Transformers for molecular property prediction: Lessons learned from the past five years

Afnan Sultan,Jochen Sieg,Miriam Mathea,Andrea Volkamer
2024-04-05
Abstract:Molecular Property Prediction (MPP) is vital for drug discovery, crop protection, and environmental science. Over the last decades, diverse computational techniques have been developed, from using simple physical and chemical properties and molecular fingerprints in statistical models and classical machine learning to advanced deep learning approaches. In this review, we aim to distill insights from current research on employing transformer models for MPP. We analyze the currently available models and explore key questions that arise when training and fine-tuning a transformer model for MPP. These questions encompass the choice and scale of the pre-training data, optimal architecture selections, and promising pre-training objectives. Our analysis highlights areas not yet covered in current research, inviting further exploration to enhance the field's understanding. Additionally, we address the challenges in comparing different models, emphasizing the need for standardized data splitting and robust statistical analysis.
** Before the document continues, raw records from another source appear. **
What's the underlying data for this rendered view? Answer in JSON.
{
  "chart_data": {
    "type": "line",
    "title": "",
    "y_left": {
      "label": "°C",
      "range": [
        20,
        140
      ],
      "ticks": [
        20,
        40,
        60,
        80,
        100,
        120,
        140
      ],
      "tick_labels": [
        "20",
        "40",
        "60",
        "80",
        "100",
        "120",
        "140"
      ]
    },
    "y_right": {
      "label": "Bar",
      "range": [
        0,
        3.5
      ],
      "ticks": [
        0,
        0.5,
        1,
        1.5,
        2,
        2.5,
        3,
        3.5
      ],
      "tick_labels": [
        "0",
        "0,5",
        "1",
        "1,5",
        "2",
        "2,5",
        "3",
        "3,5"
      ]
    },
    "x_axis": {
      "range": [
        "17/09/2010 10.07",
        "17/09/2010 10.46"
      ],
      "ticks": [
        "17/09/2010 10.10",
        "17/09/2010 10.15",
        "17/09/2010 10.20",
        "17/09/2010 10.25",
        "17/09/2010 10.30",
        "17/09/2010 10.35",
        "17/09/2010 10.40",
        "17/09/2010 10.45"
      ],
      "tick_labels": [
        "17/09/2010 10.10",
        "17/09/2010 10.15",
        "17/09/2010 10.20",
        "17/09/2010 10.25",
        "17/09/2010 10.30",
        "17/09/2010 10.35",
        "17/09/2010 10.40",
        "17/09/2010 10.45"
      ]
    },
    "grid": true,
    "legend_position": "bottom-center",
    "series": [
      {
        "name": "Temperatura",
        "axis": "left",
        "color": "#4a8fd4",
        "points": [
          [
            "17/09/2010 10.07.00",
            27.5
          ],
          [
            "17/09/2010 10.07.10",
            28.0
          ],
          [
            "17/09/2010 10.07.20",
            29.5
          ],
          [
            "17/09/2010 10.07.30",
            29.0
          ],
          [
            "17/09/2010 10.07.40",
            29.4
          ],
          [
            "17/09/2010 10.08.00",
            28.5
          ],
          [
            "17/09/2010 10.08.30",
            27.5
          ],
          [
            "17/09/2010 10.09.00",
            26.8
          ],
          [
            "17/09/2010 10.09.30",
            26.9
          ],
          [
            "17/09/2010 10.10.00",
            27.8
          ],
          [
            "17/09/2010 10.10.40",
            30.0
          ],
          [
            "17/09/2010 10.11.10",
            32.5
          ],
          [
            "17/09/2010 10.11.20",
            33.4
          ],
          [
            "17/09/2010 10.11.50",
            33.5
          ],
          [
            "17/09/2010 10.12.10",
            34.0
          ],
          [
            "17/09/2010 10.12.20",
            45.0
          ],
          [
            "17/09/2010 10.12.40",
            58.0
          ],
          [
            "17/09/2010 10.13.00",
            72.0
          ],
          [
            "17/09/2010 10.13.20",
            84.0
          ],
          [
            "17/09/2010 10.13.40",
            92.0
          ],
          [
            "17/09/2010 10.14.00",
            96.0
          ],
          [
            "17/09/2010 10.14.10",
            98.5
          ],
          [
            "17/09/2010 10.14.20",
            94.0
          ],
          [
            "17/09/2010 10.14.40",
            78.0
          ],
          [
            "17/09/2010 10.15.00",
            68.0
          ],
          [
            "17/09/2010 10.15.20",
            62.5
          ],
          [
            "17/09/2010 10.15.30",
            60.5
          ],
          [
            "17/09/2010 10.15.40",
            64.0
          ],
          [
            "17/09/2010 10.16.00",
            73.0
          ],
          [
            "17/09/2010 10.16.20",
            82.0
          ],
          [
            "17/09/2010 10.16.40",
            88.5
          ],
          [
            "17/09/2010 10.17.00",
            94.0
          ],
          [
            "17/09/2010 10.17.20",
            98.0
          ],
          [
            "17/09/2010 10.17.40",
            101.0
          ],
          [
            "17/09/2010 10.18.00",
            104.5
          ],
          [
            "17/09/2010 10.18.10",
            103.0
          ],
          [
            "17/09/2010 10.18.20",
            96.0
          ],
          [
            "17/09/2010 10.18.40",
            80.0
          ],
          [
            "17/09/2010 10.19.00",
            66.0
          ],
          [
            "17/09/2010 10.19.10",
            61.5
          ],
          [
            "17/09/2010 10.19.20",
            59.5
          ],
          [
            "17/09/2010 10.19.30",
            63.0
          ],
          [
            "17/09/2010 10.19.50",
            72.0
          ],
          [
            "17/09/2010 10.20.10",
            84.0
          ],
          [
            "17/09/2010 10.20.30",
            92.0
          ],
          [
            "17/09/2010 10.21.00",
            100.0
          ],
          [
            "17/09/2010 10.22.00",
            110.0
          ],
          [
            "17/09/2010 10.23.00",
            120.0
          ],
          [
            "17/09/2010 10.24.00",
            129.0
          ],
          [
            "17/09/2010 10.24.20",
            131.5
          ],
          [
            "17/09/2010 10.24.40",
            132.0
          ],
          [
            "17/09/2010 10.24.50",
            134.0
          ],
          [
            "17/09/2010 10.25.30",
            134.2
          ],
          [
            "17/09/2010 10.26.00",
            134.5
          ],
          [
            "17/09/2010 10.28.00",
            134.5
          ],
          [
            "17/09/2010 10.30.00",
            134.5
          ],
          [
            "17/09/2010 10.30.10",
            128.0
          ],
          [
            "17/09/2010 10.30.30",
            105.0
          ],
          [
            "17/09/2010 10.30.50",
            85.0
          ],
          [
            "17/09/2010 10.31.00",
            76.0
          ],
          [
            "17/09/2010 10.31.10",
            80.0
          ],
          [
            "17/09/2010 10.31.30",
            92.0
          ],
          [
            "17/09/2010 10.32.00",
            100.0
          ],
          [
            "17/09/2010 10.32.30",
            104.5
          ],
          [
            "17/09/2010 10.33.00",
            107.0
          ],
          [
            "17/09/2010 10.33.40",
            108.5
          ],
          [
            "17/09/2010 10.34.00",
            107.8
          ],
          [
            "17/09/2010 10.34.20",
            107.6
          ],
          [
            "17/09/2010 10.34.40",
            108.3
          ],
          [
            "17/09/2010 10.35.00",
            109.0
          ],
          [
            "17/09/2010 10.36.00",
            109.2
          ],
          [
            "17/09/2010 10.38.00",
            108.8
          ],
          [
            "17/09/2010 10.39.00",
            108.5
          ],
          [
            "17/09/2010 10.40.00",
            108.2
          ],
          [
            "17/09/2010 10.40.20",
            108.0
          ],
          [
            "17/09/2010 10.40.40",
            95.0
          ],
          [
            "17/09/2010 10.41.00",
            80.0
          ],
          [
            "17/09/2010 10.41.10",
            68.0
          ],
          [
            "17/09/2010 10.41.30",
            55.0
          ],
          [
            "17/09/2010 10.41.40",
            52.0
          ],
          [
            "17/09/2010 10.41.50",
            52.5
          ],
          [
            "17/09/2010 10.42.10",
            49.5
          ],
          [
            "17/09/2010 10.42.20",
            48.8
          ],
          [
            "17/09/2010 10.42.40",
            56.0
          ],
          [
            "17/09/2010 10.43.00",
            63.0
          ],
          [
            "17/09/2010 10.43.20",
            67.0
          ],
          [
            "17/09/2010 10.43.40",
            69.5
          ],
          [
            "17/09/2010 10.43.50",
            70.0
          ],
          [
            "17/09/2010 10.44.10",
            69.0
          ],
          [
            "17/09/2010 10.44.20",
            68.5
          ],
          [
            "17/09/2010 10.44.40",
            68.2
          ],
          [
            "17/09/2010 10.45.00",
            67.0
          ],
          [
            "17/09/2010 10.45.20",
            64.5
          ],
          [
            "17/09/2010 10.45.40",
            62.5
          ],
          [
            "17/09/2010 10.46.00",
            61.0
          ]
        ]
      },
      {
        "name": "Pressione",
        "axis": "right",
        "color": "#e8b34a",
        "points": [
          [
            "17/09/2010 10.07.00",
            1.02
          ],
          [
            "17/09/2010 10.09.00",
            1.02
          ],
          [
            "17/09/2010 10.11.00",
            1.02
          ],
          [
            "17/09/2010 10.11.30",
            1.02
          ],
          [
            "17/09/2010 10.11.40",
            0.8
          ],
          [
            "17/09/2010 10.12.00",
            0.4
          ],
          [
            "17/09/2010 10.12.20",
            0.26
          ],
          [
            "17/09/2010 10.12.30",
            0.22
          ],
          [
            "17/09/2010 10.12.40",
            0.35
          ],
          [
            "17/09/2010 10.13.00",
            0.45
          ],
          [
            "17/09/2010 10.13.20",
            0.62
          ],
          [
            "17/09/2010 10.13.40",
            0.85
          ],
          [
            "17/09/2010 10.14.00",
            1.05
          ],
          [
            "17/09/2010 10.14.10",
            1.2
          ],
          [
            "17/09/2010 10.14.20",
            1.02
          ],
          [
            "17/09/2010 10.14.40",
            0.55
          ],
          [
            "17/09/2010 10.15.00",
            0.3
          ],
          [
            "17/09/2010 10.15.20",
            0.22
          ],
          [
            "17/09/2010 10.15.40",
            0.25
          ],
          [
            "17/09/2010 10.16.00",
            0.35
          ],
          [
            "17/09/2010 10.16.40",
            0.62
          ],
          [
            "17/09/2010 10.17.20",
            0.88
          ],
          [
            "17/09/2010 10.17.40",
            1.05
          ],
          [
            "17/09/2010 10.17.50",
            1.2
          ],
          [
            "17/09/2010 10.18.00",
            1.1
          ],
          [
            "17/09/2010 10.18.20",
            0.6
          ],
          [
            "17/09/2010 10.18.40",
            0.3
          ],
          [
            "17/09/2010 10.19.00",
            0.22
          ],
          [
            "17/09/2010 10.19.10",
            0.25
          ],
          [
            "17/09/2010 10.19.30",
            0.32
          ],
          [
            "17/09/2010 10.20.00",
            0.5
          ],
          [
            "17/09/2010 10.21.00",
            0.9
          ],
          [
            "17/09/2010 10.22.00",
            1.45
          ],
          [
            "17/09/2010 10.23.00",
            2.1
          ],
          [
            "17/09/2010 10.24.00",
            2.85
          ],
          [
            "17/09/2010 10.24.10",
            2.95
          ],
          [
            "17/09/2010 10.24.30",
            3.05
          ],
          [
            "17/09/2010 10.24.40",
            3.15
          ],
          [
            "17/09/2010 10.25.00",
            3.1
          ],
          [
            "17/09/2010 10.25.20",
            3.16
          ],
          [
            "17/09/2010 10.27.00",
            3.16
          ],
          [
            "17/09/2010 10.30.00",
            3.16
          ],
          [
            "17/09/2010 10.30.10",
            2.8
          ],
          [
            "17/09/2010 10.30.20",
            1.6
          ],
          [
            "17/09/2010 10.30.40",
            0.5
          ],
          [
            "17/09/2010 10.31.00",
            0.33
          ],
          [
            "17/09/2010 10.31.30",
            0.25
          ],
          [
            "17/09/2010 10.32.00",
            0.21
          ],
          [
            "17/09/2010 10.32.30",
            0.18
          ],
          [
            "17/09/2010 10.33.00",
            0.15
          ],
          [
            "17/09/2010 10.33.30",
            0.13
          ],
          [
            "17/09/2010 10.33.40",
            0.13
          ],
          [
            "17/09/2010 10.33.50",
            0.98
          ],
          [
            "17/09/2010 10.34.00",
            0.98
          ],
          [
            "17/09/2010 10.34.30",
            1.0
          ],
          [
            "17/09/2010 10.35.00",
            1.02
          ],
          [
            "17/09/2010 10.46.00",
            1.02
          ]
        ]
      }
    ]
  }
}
Machine Learning,Computation and Language,Quantitative Methods
What problem does this paper attempt to address?
The paper reviews the research on using Transformer models for molecular property prediction in the past five years and discusses key issues in training and fine-tuning Transformer models. The aim of the paper is to distill insights from current research, analyze available models, explore the choice of pretraining data, ideal architecture selection, and promising pretraining objectives. The authors highlight areas not covered in current research and encourage further exploration to enhance understanding of the field. Additionally, they point out the challenges in comparing different models, emphasizing the need for standardized data partitioning and robust statistical analysis. The Transformer models mentioned in the paper have important applications in molecular property prediction in fields such as drug discovery, crop protection, and environmental science. Traditionally, these prediction methods rely on simple physical and chemical properties as well as molecular fingerprints, but in recent years, deep learning methods, particularly Transformer models, are changing this landscape. Initially used for natural language processing, Transformer models learn contextually relevant relationships through self-attention mechanisms, which may be suitable for capturing the complex non-additivity in molecular data. However, the performance of Transformer models is limited by the typically small pretraining datasets. The paper analyzes different types of pretraining datasets and downstream datasets, as well as decisions to consider when implementing Transformer models, such as database selection, molecular representation, molecular tokenization, position embedding, parameter count, pretraining objectives, and fine-tuning strategies. The authors also discuss the balance between fixed features (such as molecular fingerprints) and deep learning models in practical applications, as well as self-supervised learning as a potential solution to overcome the bottleneck of small datasets. In summary, the paper attempts to tackle how to optimize Transformer models for improved accuracy in molecular property prediction, especially in the case of limited data, and enhance the models' generalization ability through better pretraining strategies, model design, and data processing methods.